They believe Neanderthals first entered the cave during the Middle Paleolithic, or the middle part of the Stone Age, drawing on the walls and maintaining their tools inside. After that, human visits to Cueva de Ardales ebbed and flowed all the way through to the late Neolithic/Chalcolithic period—the latter part of the Stone Age and the Copper Age—about 5,500 years ago,
Based on items archaeologists found within the cave, they also suspect it was used solely to create art and bury the dead—not as a shelter. This suggests that the site was highly symbolic to its visitors.
“What is very exciting is that, as far as we can tell so far, Ardales was not a classic camp site,” Gerd-Christian Weniger, an archaeologist at the University of Cologne and one of the paper’s authors, tells Gizmodo’s Isaac Schultz. “That was not clear before the excavations.”

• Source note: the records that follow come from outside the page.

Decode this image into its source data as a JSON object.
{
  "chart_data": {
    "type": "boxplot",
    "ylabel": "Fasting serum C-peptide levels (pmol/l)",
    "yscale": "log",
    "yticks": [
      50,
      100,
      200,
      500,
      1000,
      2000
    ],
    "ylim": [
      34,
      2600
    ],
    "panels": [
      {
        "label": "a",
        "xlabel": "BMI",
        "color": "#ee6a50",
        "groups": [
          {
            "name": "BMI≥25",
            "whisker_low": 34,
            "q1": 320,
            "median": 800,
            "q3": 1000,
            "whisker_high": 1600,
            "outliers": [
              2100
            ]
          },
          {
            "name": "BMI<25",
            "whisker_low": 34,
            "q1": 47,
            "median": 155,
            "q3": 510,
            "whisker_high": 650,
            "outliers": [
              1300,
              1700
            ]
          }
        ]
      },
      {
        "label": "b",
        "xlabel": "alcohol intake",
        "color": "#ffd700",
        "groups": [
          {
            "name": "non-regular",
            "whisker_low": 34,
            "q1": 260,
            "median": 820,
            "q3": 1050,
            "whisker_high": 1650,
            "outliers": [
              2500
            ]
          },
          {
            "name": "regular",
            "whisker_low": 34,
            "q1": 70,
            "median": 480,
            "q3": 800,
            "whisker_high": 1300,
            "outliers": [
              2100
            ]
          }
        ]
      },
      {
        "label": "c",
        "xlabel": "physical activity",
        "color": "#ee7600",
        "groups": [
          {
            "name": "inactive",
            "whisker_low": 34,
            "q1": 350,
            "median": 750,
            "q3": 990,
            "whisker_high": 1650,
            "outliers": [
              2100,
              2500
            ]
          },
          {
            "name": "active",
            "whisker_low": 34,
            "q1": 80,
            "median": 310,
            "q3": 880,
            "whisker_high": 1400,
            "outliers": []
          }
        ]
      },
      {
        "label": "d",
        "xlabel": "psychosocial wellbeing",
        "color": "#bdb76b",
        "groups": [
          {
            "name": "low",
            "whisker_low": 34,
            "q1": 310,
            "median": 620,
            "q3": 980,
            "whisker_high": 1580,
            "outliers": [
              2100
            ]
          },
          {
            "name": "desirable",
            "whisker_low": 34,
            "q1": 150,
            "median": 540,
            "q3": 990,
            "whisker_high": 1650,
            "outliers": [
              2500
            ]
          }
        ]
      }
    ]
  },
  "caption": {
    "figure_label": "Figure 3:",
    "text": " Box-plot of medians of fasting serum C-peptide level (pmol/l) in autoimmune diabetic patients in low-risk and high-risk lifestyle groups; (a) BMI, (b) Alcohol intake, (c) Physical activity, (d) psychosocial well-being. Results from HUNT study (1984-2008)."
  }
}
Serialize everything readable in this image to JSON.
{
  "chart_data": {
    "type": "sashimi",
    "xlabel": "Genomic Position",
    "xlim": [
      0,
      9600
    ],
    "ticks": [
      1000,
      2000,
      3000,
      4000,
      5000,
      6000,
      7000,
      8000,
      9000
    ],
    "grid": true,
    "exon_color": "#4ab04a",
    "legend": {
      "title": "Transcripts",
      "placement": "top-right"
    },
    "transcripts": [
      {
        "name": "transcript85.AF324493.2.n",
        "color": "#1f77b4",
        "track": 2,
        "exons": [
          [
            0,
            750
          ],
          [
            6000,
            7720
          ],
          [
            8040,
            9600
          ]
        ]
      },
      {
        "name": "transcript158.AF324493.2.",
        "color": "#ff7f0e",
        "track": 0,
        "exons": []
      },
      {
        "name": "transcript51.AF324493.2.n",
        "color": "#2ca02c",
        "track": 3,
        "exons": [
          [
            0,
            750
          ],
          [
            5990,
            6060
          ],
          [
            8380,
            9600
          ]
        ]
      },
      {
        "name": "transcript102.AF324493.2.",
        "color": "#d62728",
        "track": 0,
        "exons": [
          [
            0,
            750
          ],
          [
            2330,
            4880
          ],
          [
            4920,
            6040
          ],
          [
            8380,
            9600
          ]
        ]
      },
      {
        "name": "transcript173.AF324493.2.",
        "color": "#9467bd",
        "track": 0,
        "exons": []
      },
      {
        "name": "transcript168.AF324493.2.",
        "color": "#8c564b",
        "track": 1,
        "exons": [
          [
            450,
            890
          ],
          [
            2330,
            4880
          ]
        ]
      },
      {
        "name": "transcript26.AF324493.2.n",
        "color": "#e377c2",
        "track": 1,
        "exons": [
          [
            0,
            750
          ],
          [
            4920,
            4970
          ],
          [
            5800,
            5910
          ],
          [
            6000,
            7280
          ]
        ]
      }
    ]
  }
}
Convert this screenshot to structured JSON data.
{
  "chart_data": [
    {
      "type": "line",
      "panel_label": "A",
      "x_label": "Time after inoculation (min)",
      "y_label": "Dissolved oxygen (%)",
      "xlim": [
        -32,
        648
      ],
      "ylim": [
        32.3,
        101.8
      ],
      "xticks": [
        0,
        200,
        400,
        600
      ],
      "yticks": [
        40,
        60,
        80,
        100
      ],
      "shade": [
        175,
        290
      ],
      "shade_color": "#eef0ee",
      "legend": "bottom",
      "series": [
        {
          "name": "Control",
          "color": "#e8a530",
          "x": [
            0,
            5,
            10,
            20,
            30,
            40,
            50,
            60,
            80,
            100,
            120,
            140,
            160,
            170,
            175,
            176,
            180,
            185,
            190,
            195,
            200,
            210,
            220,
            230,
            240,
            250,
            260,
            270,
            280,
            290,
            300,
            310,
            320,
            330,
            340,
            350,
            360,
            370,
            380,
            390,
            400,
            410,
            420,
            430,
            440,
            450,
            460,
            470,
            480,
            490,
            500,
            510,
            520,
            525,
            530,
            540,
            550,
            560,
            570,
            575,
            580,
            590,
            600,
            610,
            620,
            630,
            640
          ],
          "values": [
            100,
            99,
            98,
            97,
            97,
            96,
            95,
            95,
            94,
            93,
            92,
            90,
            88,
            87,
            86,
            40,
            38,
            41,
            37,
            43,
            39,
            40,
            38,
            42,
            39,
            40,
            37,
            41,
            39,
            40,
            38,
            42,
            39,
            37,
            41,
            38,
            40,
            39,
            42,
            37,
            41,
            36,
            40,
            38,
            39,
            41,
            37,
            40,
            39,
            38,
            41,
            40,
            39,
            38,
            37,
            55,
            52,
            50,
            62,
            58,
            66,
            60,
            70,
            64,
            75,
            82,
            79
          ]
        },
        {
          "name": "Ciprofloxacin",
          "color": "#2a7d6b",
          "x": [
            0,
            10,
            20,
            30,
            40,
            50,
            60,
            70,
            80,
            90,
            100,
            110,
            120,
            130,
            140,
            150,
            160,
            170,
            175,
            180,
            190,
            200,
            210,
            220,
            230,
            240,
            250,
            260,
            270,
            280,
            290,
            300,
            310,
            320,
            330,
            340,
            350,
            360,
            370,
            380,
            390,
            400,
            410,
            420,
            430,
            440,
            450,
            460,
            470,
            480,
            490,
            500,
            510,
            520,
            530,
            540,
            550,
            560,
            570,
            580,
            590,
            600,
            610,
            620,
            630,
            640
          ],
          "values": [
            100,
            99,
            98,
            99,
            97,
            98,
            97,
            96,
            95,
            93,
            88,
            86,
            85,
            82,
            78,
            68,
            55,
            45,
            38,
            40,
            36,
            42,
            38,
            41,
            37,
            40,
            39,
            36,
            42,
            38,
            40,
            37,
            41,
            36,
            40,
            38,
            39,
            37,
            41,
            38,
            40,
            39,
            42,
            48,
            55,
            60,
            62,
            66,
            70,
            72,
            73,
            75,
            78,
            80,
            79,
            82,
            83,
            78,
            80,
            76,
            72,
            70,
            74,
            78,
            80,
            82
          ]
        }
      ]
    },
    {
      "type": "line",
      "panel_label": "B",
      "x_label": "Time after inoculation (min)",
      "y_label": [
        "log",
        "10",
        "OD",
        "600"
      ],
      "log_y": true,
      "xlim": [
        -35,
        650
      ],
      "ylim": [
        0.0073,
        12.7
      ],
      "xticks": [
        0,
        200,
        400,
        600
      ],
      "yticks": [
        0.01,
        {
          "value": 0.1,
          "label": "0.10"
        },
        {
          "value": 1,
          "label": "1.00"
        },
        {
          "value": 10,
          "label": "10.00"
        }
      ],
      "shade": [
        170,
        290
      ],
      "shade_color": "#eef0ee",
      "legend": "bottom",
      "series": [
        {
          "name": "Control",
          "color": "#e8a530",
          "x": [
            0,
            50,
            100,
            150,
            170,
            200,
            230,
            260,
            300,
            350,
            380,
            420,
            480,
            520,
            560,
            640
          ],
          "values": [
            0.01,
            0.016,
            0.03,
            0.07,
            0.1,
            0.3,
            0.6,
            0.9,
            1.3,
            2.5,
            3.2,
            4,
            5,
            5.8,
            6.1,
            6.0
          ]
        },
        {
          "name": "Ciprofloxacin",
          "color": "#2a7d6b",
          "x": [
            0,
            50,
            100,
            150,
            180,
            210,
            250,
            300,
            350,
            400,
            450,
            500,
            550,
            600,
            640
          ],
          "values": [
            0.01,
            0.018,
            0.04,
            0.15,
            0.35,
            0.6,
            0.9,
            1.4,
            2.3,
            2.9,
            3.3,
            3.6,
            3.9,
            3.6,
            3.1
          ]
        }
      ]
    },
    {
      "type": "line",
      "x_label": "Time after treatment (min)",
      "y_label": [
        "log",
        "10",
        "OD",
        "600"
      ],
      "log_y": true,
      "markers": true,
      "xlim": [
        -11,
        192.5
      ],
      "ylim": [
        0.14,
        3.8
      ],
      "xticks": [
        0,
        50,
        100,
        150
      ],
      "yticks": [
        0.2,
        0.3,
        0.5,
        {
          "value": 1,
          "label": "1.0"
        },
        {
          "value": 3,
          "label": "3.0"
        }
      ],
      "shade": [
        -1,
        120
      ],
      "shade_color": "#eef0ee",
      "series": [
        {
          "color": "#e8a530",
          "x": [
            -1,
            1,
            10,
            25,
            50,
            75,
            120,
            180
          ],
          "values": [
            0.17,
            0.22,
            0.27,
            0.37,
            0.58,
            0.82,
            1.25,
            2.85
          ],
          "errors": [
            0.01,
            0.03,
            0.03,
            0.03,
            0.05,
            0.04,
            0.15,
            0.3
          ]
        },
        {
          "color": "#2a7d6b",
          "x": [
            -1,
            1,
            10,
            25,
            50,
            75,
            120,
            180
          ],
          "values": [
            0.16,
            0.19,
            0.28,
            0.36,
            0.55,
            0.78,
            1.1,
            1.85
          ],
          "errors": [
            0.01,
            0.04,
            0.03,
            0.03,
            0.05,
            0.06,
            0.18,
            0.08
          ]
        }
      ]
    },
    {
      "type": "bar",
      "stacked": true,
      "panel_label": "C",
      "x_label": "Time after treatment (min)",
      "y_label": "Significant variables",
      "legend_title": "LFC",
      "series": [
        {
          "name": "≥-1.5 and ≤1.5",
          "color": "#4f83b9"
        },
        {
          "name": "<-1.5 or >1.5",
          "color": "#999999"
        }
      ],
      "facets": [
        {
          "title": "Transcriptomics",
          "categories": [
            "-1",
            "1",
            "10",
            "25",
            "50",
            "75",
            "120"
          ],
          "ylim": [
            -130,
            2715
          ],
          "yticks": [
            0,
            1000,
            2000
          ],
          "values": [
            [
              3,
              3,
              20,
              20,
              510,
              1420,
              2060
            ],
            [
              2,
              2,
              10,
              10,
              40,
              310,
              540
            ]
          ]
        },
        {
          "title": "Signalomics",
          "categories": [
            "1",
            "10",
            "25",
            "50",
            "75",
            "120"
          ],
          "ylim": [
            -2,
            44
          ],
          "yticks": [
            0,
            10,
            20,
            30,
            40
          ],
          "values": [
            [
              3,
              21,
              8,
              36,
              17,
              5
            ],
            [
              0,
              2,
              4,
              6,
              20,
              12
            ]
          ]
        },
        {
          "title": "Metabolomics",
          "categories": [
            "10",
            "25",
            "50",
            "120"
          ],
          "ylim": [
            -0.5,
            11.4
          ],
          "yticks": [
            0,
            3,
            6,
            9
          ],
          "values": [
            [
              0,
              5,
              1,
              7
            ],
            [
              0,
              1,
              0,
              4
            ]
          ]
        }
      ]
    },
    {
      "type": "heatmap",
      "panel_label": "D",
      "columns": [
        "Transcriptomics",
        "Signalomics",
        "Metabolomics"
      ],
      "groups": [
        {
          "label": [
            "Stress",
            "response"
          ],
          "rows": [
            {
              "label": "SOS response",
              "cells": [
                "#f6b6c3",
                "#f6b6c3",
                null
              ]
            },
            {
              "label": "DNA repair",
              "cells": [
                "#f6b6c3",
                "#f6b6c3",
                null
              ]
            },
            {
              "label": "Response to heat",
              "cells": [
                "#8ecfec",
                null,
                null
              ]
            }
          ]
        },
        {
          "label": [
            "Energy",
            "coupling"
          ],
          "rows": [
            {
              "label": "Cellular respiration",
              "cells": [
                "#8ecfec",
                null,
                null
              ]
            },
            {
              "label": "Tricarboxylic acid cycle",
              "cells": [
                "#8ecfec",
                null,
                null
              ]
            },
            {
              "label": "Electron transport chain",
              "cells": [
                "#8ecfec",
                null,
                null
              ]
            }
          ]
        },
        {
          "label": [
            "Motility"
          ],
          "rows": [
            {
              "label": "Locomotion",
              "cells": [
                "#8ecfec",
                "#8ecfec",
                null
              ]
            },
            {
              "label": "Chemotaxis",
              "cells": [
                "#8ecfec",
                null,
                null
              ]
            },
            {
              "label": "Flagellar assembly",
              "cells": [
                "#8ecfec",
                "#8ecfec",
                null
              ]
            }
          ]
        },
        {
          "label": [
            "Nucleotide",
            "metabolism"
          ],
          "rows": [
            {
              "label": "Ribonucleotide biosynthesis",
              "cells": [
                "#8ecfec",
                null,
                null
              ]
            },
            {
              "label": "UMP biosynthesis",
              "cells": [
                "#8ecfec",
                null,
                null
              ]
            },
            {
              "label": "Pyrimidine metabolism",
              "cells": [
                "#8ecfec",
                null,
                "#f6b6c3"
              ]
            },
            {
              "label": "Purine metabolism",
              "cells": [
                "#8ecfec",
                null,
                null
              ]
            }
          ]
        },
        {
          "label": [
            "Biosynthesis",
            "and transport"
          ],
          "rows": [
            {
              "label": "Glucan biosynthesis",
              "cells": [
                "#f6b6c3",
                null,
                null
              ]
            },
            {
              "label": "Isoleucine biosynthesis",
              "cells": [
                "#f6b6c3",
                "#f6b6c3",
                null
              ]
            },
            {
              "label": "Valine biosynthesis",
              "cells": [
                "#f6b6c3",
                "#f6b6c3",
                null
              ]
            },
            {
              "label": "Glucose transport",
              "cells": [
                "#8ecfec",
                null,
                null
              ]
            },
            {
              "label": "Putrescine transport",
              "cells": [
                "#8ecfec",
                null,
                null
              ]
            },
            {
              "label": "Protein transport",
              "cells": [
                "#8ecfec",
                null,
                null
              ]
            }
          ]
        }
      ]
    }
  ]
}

Though they didn’t find any fireplaces or other evidence to suggest domestic occupation of the cavern, researchers did document a deer tooth, a wildcat bone, pieces of ocher, some tools and the jaw of a 12-year-old boy, among other artifacts. They also found a rope fragment and charcoal dating back to the late 16th or early 17th century, which suggests that someone rappelled into the cave a few hundred years before the 1821 earthquake bared its entrance.